9.爬虫案例

爬虫案例

案例1:中图网TOP 1000数据爬取

思路:

  • 使用request和lxml获取网页的HTML代码;
  • 解析HTML代码,获取对应标签下的文本信息;
  • 先试着爬取一页数据,再使用循环爬取多页数据。

单页数据爬取

import requests
from lxml import etree
import pandas as pd

# 获取HTML
url = f'https://www.bookschina.com/24hour/1_0_1/'
headers = {
    'cookie': 'adtanchu=1; indexCache=yes; ASP.NET_SessionId=yqg0xeq1lqokp3x0d0ypq2lv; Hm_lvt_6993f0ad5f90f4e1a0e6b2d471ca113a=1733368583; HMACCOUNT=539CFA4C696961D6; user_sign=59baa7d23c894dfe9ddfb64184ca96cc; BookUser=1%7cff09a25d-60b7-46a3-beb0-7ec7de9a5fd8%7c1%7c0%7c638715864084629584%7c20180722%7cfa4041993af56a1a; UserSign=069f073dff21b10b; Hm_lpvt_6993f0ad5f90f4e1a0e6b2d471ca113a=1733371462',
    'host': 'www.bookschina.com',
    'referer': f'https://www.bookschina.com/24hour/1_0_1/',
    'user-agent': 'Mozilla/5.0 (Linux; Android 6.0; Nexus 5 Build/MRA58N) AppleWebKit/537.36 (KHTML, like Gecko) Chrome/131.0.0.0 Mobile Safari/537.36'
}
response = requests.get(url=url, headers=headers)
response.encoding = 'gb2312'
html_str = response.text
html = etree.HTML(html_str)

# 建好空列表,方便后面乘放数据
name_list = []
author_list = []
publisher_list = []
comment_list = []
score_list = []
sellPrice_list = []
discount_list = []
priceTit_list = []

# 找到数据在html中的标签路径
li_list = html.xpath("//div[@class='bookList']/ul/li")
for li in li_list:
    name = str(li.xpath("./div[@class='infor']/h2/a/text()")[0])
    name_list.append(name)

    author = str(li.xpath("./div[@class='infor']/div[@class='author']/a/text()")[0])
    author_list.append(author)

    publisher = str(li.xpath("./div[@class='infor']/div[@class='publisher']/a/text()")[0])
    publisher_list.append(publisher)

    comment = str(li.xpath("./div[@class='infor']/div[@class='startWrap']/a/text()")[0])
    comment_list.append(comment.replace('条评论', ''))

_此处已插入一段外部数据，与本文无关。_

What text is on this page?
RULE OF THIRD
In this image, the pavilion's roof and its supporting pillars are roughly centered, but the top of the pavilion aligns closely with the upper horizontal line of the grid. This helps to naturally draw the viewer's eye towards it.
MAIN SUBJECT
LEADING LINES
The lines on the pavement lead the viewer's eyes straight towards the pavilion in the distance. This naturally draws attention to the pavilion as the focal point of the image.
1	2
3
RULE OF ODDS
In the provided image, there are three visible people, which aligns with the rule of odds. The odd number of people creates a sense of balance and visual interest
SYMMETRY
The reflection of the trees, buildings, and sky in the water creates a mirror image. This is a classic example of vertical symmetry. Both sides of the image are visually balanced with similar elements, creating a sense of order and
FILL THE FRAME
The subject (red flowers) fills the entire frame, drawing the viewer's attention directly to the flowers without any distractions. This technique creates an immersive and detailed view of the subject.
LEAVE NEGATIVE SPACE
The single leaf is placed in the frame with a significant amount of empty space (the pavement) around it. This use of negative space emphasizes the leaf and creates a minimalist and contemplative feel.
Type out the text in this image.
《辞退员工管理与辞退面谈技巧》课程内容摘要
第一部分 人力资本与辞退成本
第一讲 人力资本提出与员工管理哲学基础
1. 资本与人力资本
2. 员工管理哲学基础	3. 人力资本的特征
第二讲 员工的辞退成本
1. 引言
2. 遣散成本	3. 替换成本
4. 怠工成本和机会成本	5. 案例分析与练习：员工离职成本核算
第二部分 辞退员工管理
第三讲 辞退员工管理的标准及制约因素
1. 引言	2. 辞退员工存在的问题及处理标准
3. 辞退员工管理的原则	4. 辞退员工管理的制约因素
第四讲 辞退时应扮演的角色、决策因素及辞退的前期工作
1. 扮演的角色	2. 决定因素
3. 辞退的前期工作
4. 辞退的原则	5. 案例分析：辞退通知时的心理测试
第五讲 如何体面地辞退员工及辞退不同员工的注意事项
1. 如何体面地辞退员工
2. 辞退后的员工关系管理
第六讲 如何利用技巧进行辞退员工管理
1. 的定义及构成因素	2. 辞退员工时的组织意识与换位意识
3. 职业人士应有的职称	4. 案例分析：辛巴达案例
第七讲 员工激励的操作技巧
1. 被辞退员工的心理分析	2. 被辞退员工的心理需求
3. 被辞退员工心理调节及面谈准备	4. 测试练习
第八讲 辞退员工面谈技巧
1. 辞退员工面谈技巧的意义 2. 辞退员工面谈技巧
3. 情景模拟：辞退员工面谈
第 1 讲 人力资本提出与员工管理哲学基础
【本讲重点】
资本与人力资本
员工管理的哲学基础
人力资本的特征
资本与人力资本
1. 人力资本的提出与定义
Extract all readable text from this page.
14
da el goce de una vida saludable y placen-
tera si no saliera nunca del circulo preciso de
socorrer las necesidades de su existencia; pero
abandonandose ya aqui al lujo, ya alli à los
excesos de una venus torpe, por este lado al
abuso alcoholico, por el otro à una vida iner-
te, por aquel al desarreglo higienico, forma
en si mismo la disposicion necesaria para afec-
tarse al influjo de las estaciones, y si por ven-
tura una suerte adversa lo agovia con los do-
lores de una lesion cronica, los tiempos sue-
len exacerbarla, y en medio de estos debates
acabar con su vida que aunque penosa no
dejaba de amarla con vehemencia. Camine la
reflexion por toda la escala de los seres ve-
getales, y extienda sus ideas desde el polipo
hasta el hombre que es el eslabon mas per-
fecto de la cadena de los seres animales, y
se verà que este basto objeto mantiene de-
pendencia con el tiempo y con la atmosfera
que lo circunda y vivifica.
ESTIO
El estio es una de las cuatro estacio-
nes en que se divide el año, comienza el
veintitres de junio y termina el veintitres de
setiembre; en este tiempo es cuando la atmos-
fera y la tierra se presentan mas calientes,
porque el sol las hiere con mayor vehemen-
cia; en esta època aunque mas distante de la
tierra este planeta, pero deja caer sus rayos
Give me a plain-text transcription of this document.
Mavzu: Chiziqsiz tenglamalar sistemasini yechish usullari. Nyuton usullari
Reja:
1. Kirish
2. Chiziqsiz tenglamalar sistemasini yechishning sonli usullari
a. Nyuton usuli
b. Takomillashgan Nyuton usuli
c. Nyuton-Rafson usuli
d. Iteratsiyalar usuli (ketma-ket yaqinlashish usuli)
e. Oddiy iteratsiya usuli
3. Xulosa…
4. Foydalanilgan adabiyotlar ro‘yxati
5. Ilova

    startWrap_list = li.xpath("./div[@class='infor']/div[@class='startWrap']/i")
    score = 0
    for i in startWrap_list:
        if i.attrib.get('class') == 'one':
            score = score + 1
        elif i.attrib.get('class') == 'half':
            score = score + 0.5
        else:
            score = 0
    score_list.append(score)

    sellPrice = str(li.xpath("./div[@class='infor']/div[@class='priceWrap']/span[@class='sellPrice']/text()")[0])
    sellPrice_list.append(sellPrice.replace('¥', ''))

    discount = str(li.xpath("./div[@class='infor']/div[@class='priceWrap']/span[@class='discount']/text()")[0])
    discount_list.append(discount.replace('(', '').replace(')', ''))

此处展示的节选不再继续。